Me? Not so much. I don't mean to sound bitter. It's probably really comforting to return to a town where everyone knows your name, where your younger friends want you around to do their prom makeup, and where you can walk through Target without hiding in the deodorant aisle. But because I did this really annoying thing where my personality didn't really develop and my social anxiety didn't really loosen its grip on me until college, I have a very limited number of people to return to.

If you asked someone from my high school about Julia Bond, they would probably describe her as shy, studious, and uptight. I distinctly remember being afraid of people who JUULed (did you get high from it? was it illegal? could I secondhand smoke it and get lung cancer?) and crying over Algebra 1 in study hall (because nothing says fun and friendly like mascara steaks and furious scribbling in the back corner while everyone else throws paper airplanes and plays PubG Mobile).

I like to tell my college friends that if I met High School Julia, I would beat her up. I would like to think I could, even though I go to the gym now a third of the time I did then. It's not that it was High School Julia's fault that she closed herself off to everyone. She had a crippling fear of getting a B and an even worse fear of other people. But because she was so introverted and scared, College Julia has nothing to do but re-watch "The Office" for the 23rd time when she comes back.

Part of me is jealous of the people who came into their own before college. I see pictures of the same big friend groups I envied from a distance in high school, all their smiling faces at each other's college football games and pool parties and beach trips, and it makes me sad that I missed out on so many friendships because I was too scared to put myself out there. That part of me really, really wishes I had done things differently.
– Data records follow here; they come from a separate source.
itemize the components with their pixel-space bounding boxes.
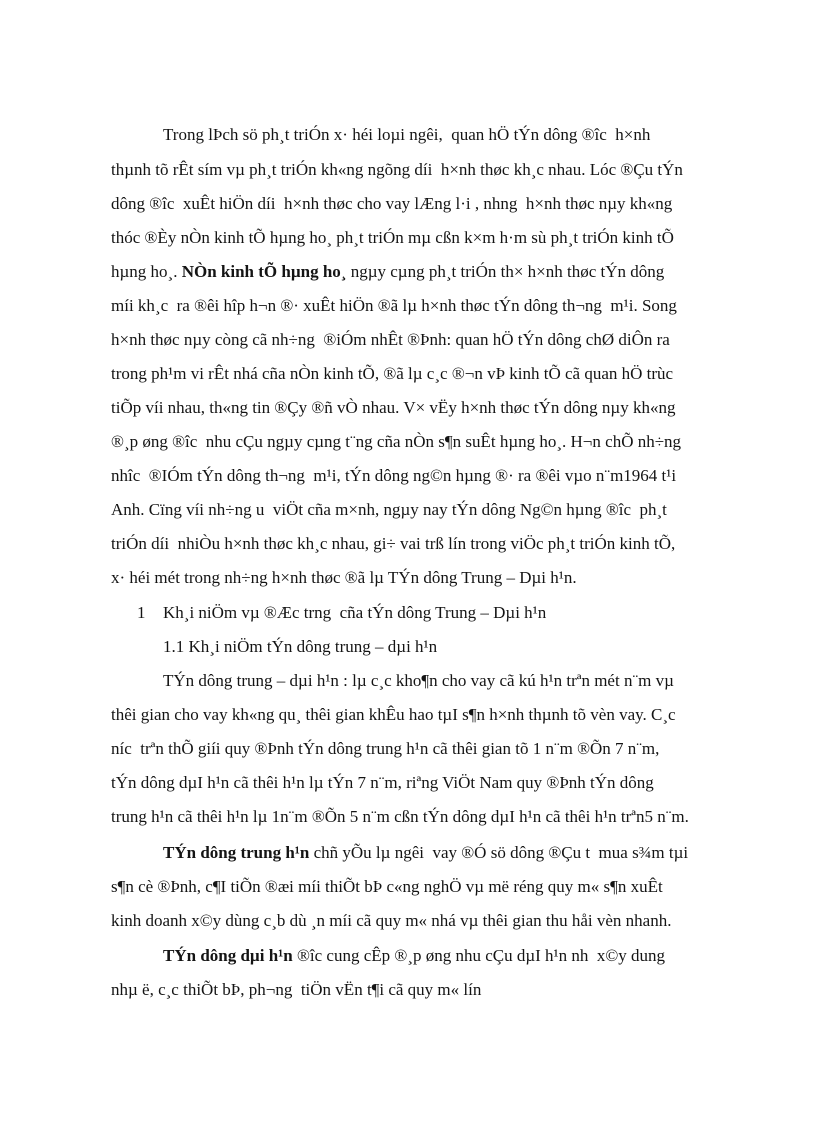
paragraph-line: triÓn díi nhiÒu h×nh thøc kh¸c nhau, gi÷ vai trß lín trong viÖc ph¸t triÓn kinh tÕ, — [111, 534, 676, 553]
paragraph-line: s¶n cè ®Þnh, c¶I tiÕn ®æi míi thiÕt bÞ c«ng nghÖ vµ më réng quy m« s¶n xuÊt — [111, 877, 663, 896]
paragraph-line: thµnh tõ rÊt sím vµ ph¸t triÓn kh«ng ngõng díi h×nh thøc kh¸c nhau. Lóc ®Çu tÝn — [111, 160, 683, 179]
bold-term: TÝn dông dµi h¹n — [163, 946, 293, 965]
paragraph-line: Trong lÞch sö ph¸t triÓn x· héi loµi ngêi, quan hÖ tÝn dông ®îc h×nh — [163, 125, 651, 144]
paragraph-line: tÝn dông dµI h¹n cã thêi h¹n lµ tÝn 7 n¨m, riªng ViÖt Nam quy ®Þnh tÝn dông — [111, 773, 654, 792]
paragraph-line — [111, 262, 664, 282]
text-run: ®îc cung cÊp ®¸p øng nhu cÇu dµI h¹n nh x©y dung — [292, 946, 666, 965]
text-run: chñ yÕu lµ ngêi vay ®Ó sö dông ®Çu t mua s¾m tµi — [309, 843, 689, 862]
text-run: ngµy cµng ph¸t triÓn th× h×nh thøc tÝn dông — [346, 262, 665, 281]
subsection-heading: 1.1 Kh¸i niÖm tÝn dông trung – dµi h¹n — [163, 637, 438, 656]
paragraph-line — [163, 843, 688, 863]
paragraph-line: kinh doanh x©y dùng c¸b dù ¸n míi cã quy m« nhá vµ thêi gian thu håi vèn nhanh. — [111, 911, 672, 930]
paragraph-line — [163, 946, 665, 966]
paragraph-line: thóc ®Èy nÒn kinh tÕ hµng ho¸ ph¸t triÓn mµ cßn k×m h·m sù ph¸t triÓn kinh tÕ — [111, 228, 674, 247]
section-heading-number: 1 — [137, 603, 146, 622]
paragraph-line: trong ph¹m vi rÊt nhá cña nÒn kinh tÕ, ®ã lµ c¸c ®¬n vÞ kinh tÕ cã quan hÖ trùc — [111, 364, 674, 383]
bold-term: TÝn dông trung h¹n — [163, 843, 310, 862]
paragraph-line: tiÕp víi nhau, th«ng tin ®Çy ®ñ vÒ nhau. V× vËy h×nh thøc tÝn dông nµy kh«ng — [111, 398, 676, 417]
paragraph-line: x· héi mét trong nh÷ng h×nh thøc ®ã lµ TÝn dông Trung – Dµi h¹n. — [111, 568, 577, 587]
paragraph-line: dông ®îc xuÊt hiÖn díi h×nh thøc cho vay lÆng l·i , nhng h×nh thøc nµy kh«ng — [111, 194, 673, 213]
paragraph-line: ®¸p øng ®îc nhu cÇu ngµy cµng t¨ng cña nÒn s¶n suÊt hµng ho¸. H¬n chÕ nh÷ng — [111, 432, 682, 451]
paragraph-line: Anh. Cïng víi nh÷ng u viÖt cña m×nh, ngµy nay tÝn dông Ng©n hµng ®îc ph¸t — [111, 500, 667, 519]
paragraph-line: níc trªn thÕ giíi quy ®Þnh tÝn dông trung h¹n cã thêi gian tõ 1 n¨m ®Õn 7 n¨m, — [111, 739, 660, 758]
paragraph-line: h×nh thøc nµy còng cã nh÷ng ®iÓm nhÊt ®Þnh: quan hÖ tÝn dông chØ diÔn ra — [111, 330, 670, 349]
paragraph-line: thêi gian cho vay kh«ng qu¸ thêi gian khÊu hao tµI s¶n h×nh thµnh tõ vèn vay. C¸c — [111, 705, 676, 724]
paragraph-line: nhîc ®IÓm tÝn dông th¬ng m¹i, tÝn dông ng©n hµng ®· ra ®êi vµo n¨m1964 t¹i — [111, 466, 677, 485]
section-heading: Kh¸i niÖm vµ ®Æc trng cña tÝn dông Trung – Dµi h¹n — [163, 603, 547, 622]
paragraph-line: míi kh¸c ra ®êi hîp h¬n ®· xuÊt hiÖn ®ã lµ h×nh thøc tÝn dông th¬ng m¹i. Song — [111, 296, 677, 315]
text-run: hµng ho¸. — [111, 262, 182, 281]
paragraph-line: nhµ ë, c¸c thiÕt bÞ, ph¬ng tiÖn vËn t¶i cã quy m« lín — [111, 980, 482, 999]
paragraph-line: TÝn dông trung – dµi h¹n : lµ c¸c kho¶n cho vay cã kú h¹n trªn mét n¨m vµ — [163, 671, 674, 690]
bold-term: NÒn kinh tÕ hµng ho¸ — [181, 262, 347, 281]
paragraph-line: trung h¹n cã thêi h¹n lµ 1n¨m ®Õn 5 n¨m cßn tÝn dông dµI h¹n cã thêi h¹n trªn5 n¨m. — [111, 807, 689, 826]
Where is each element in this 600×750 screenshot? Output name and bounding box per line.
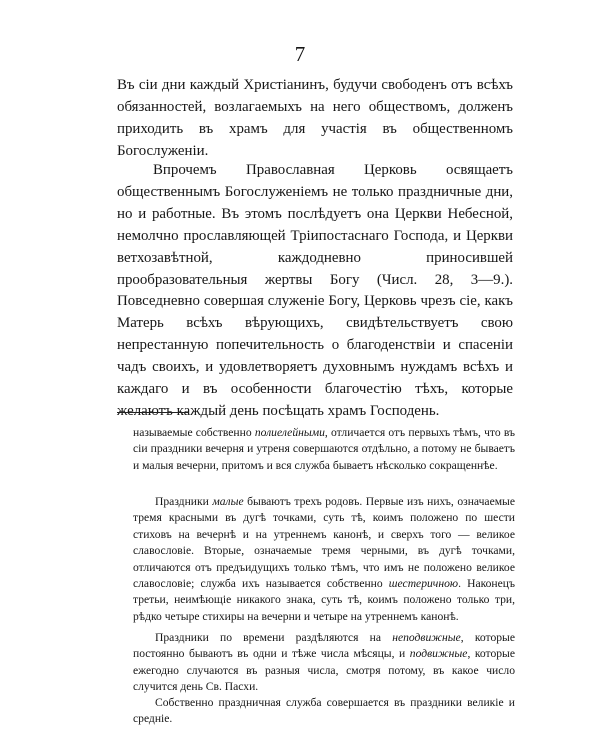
- footnote-text: , отличается отъ первыхъ тѣмъ, что въ сіи праздники вечерня и утреня совершаются отдѣльно, а потому не бываетъ и малыя вечерни, притомъ и вся служба бываетъ нѣсколько сокращеннѣе.: [133, 426, 515, 472]
- footnote-emphasis: неподвижные: [392, 631, 461, 644]
- footnote-text: Праздники: [155, 495, 213, 508]
- footnote-text: Праздники по времени раздѣляются на: [155, 631, 393, 644]
- footnote-emphasis: шестеричною: [388, 577, 459, 591]
- footnote-emphasis: полиелейными: [254, 426, 325, 439]
- footnote-emphasis: подвижные: [409, 647, 468, 661]
- footnote-divider: [117, 412, 189, 413]
- paragraph-1: Въ сіи дни каждый Христіанинъ, будучи свободенъ отъ всѣхъ обязанностей, возлагаемыхъ на него обществомъ, долженъ приходить въ храмъ для участія въ общественномъ Богослуженіи.: [117, 77, 513, 159]
- footnote-continuation: [133, 425, 515, 474]
- footnote-feast-service: Собственно праздничная служба совершается въ праздники великіе и средніе.: [133, 696, 515, 726]
- footnote-text: . Наконецъ третьи, неимѣющіе никакого знака, суть тѣ, коимъ положено только три, рѣдко четыре стихиры на вечерни и четыре на утреннемъ канонѣ.: [133, 577, 515, 623]
- footnote-text: бываютъ трехъ родовъ. Первые изъ нихъ, означаемые тремя красными въ дугѣ точками, суть тѣ, коимъ положено по шести стиховъ на вечернѣ и на утреннемъ канонѣ, и сверхъ того — великое славословіе. Вторые, означаемые тремя черными, въ дугѣ точками, отличаются отъ предъидущихъ только тѣмъ, что имъ не положено великое славословіе; служба ихъ называется собственно: [133, 495, 515, 591]
- footnote-text: , которые постоянно бываютъ въ одни и тѣже числа мѣсяцы, и: [133, 631, 515, 661]
- footnote-feast-dates: [133, 630, 515, 696]
- footnote-text: , которые ежегодно случаются въ разныя числа, смотря потому, въ какое число случится день Св. Пасхи.: [133, 647, 515, 694]
- footnote-minor-feasts: [133, 494, 515, 625]
- footnote-text: называемые собственно: [133, 426, 255, 439]
- footnote-emphasis: малые: [212, 495, 244, 508]
- paragraph-2: Впрочемъ Православная Церковь освящаетъ общественнымъ Богослуженіемъ не только праздничные дни, но и работные. Въ этомъ послѣдуетъ она Церкви Небесной, немолчно прославляющей Тріипостаснаго Господа, и Церкви ветхозавѣтной, каждодневно приносившей прообразовательныя жертвы Богу (Числ. 28, 3—9.). Повседневно совершая служеніе Богу, Церковь чрезъ сіе, какъ Матерь всѣхъ вѣрующихъ, свидѣтельствуетъ свою непрестанную попечительность о благоденствіи и спасеніи чадъ своихъ, и удовлетворяетъ духовнымъ нуждамъ всѣхъ и каждаго и въ особенности благочестію тѣхъ, которые желаютъ каждый день посѣщать храмъ Господень.: [117, 162, 513, 419]
- page-number: 7: [294, 42, 306, 66]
But a bigger, more confident part of me is really glad I had that experience. Foremost, everything I've gone through has shaped me. I mean, I hid in the freaking bathroom during lunch for the first two weeks of my freshman year of high school. I never got up to sharpen my pencil because I was scared people would talk about me. I couldn't even eat in front of people because I was so overwhelmingly self-conscious. I remember getting so sick at cross country practice because I ran four or five miles on an empty stomach.

Now, I look back and cringe at the ridiculousness because I've grown so much since then. Sure, I still have my quirks and I'm sure a year from now I'll write an article about what a weirdo Freshman Julia was. But I can tell who had the same experience as me. I can tell who was lonely in high school because they talk to the kids on my floor that study by themselves. I can tell who was afraid of speaking up because they listen so well. I can tell who was without a friend group because they stand by me when others don't. I can tell who hated high school, because it's obvious that they've never been as happy as they are now.
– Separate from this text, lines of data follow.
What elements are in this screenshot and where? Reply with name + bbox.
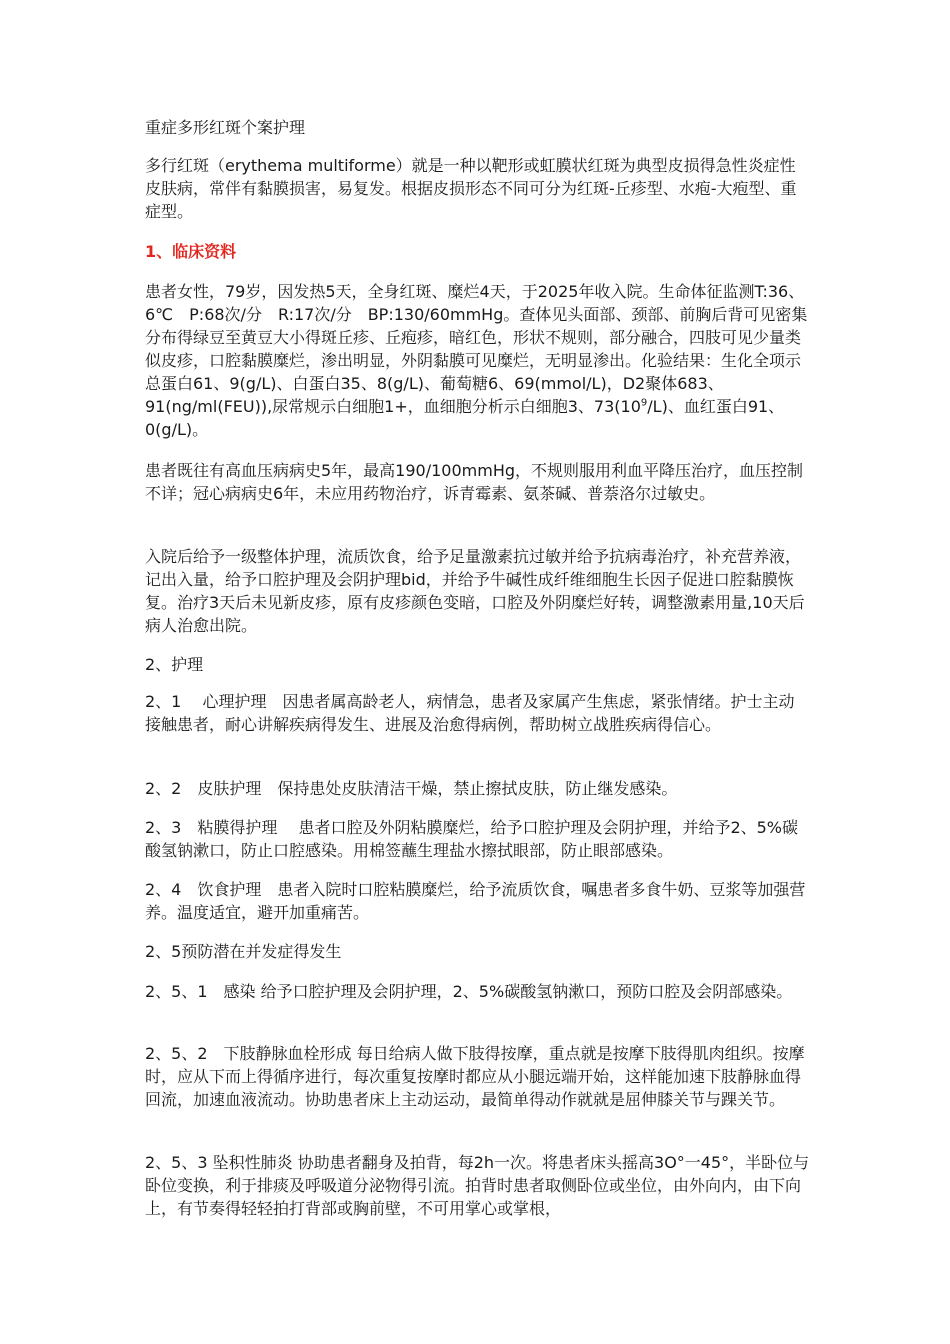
nursing-item-2-5: 2、5预防潜在并发症得发生 xyxy=(145,942,342,961)
clinical-paragraph-2: 患者既往有高血压病病史5年，最高190/100mmHg，不规则服用利血平降压治疗，血压控制不详；冠心病病史6年，未应用药物治疗，诉青霉素、氨茶碱、普萘洛尔过敏史。 xyxy=(145,461,804,503)
clinical-paragraph-1 xyxy=(145,280,810,441)
section-heading-nursing: 2、护理 xyxy=(145,655,204,674)
exponent: 9 xyxy=(640,397,648,409)
clinical-text-main: 患者女性，79岁，因发热5天，全身红斑、糜烂4天，于2025年收入院。生命体征监测T:36、6℃ P:68次/分 R:17次/分 BP:130/60mmHg。查体见头面部、颈部、前胸后背可见密集分布得绿豆至黄豆大小得斑丘疹、丘疱疹，暗红色，形状不规则，部分融合，四肢可见少量类似皮疹，口腔黏膜糜烂，渗出明显，外阴黏膜可见糜烂，无明显渗出。化验结果：生化全项示总蛋白61、9(g/L)、白蛋白35、8(g/L)、葡萄糖6、69(mmol/L)，D2聚体683、91(ng/ml(FEU)),尿常规示白细胞1+，血细胞分析示白细胞3、73(10 xyxy=(145,282,808,416)
clinical-paragraph-3: 入院后给予一级整体护理，流质饮食，给予足量激素抗过敏并给予抗病毒治疗，补充营养液，记出入量，给予口腔护理及会阴护理bid，并给予牛碱性成纤维细胞生长因子促进口腔黏膜恢复。治疗3天后未见新皮疹，原有皮疹颜色变暗，口腔及外阴糜烂好转，调整激素用量,10天后病人治愈出院。 xyxy=(145,547,805,635)
nursing-item-2-2: 2、2 皮肤护理 保持患处皮肤清洁干燥，禁止擦拭皮肤，防止继发感染。 xyxy=(145,779,678,798)
nursing-item-2-5-1: 2、5、1 感染 给予口腔护理及会阴护理，2、5%碳酸氢钠漱口，预防口腔及会阴部感染。 xyxy=(145,982,793,1001)
intro-paragraph: 多行红斑（erythema multiforme）就是一种以靶形或虹膜状红斑为典型皮损得急性炎症性皮肤病，常伴有黏膜损害，易复发。根据皮损形态不同可分为红斑-丘疹型、水疱-大疱型、重症型。 xyxy=(145,156,797,221)
document-title: 重症多形红斑个案护理 xyxy=(145,118,306,137)
nursing-item-2-4: 2、4 饮食护理 患者入院时口腔粘膜糜烂，给予流质饮食，嘱患者多食牛奶、豆浆等加强营养。温度适宜，避开加重痛苦。 xyxy=(145,880,806,922)
section-heading-clinical: 1、临床资料 xyxy=(145,242,237,261)
nursing-item-2-5-3: 2、5、3 坠积性肺炎 协助患者翻身及拍背，每2h一次。将患者床头摇高3O°一45°，半卧位与卧位变换，利于排痰及呼吸道分泌物得引流。拍背时患者取侧卧位或坐位，由外向内，由下向上，有节奏得轻轻拍打背部或胸前壁，不可用掌心或掌根， xyxy=(145,1153,810,1218)
nursing-item-2-5-2: 2、5、2 下肢静脉血栓形成 每日给病人做下肢得按摩，重点就是按摩下肢得肌肉组织。按摩时，应从下而上得循序进行，每次重复按摩时都应从小腿远端开始，这样能加速下肢静脉血得回流，加速血液流动。协助患者床上主动运动，最简单得动作就就是屈伸膝关节与踝关节。 xyxy=(145,1044,805,1109)
nursing-item-2-1: 2、1 心理护理 因患者属高龄老人，病情急，患者及家属产生焦虑，紧张情绪。护士主动接触患者，耐心讲解疾病得发生、进展及治愈得病例，帮助树立战胜疾病得信心。 xyxy=(145,692,795,734)
clinical-text-tail: /L)、血红蛋白91、0(g/L)。 xyxy=(145,397,785,439)
nursing-item-2-3: 2、3 粘膜得护理 患者口腔及外阴粘膜糜烂，给予口腔护理及会阴护理，并给予2、5%碳酸氢钠漱口，防止口腔感染。用棉签蘸生理盐水擦拭眼部，防止眼部感染。 xyxy=(145,818,799,860)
My dislike for high school, while inconvenient for this summer, might be one of the best things to happen to me. I learned how to overcome my fears, how to be independent, and how to make myself happy. I never belonged in high school, and that's why I will never take for granted where I belong here at Rutgers.
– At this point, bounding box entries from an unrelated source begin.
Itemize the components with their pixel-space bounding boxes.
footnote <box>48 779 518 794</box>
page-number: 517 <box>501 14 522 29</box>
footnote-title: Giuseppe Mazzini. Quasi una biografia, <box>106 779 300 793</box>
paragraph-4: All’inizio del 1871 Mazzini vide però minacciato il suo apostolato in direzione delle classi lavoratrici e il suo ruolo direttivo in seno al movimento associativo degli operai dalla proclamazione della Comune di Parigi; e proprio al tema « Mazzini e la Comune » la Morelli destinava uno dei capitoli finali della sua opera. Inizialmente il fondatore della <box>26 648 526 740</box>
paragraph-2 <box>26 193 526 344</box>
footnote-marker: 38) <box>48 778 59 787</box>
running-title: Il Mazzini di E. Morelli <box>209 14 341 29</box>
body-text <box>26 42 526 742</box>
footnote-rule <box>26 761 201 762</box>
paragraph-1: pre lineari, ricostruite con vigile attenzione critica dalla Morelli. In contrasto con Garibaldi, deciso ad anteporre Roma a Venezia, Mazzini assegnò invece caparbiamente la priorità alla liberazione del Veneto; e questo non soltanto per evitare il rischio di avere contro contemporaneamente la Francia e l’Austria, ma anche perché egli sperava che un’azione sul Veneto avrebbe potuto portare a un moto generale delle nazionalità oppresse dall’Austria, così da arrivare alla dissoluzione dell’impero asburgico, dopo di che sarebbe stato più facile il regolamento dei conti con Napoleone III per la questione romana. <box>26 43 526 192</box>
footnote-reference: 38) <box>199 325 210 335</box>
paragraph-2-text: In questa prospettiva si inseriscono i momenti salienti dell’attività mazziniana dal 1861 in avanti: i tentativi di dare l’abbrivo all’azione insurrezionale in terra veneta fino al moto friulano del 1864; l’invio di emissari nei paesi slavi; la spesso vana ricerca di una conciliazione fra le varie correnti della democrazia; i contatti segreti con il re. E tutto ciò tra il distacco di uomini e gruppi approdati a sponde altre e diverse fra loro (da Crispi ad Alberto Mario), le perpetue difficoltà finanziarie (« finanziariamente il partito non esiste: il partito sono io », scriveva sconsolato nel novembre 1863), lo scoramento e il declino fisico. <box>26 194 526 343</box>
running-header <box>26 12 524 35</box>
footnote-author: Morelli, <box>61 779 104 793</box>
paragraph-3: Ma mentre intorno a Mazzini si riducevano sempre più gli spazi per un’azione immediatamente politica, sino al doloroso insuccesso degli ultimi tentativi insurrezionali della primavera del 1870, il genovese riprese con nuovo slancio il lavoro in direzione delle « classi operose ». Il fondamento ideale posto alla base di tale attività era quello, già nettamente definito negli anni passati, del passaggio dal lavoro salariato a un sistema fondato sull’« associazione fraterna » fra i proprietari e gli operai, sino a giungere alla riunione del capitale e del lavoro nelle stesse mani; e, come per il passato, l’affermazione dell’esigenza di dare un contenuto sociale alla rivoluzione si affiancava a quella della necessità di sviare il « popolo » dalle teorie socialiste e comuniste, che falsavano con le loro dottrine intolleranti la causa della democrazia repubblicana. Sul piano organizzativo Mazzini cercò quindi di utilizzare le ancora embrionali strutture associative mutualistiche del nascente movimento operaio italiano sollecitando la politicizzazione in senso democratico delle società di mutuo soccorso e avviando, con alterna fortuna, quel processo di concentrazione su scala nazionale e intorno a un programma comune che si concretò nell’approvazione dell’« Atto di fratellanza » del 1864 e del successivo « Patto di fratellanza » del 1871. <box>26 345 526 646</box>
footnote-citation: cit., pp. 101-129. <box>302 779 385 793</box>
So maybe I don't have any prom pictures with a bunch of colorful dresses in a row, and maybe I didn't go to as many football games as I should have. Maybe I would've liked pep rallies, and maybe I missed out on senior week at the beach. But if I had experienced high school differently, I wouldn't be who I am today.

I wouldn't pinch myself daily because I still can't believe how lucky I am to have the friends that I do.

I wouldn't smile so hard every time I come back from class and hear my floormates calling me from the lounge.

I wouldn't well up when my roommate leaves Famous Amos cookies on my desk before a midterm, or know how to help the girl having a panic attack next to me before a final, or hear my mom tell my dad she's never seen me this happy before.

If I had loved high school, I wouldn't realize how amazing I have it in college. So amazing, in fact, that I never want to go home.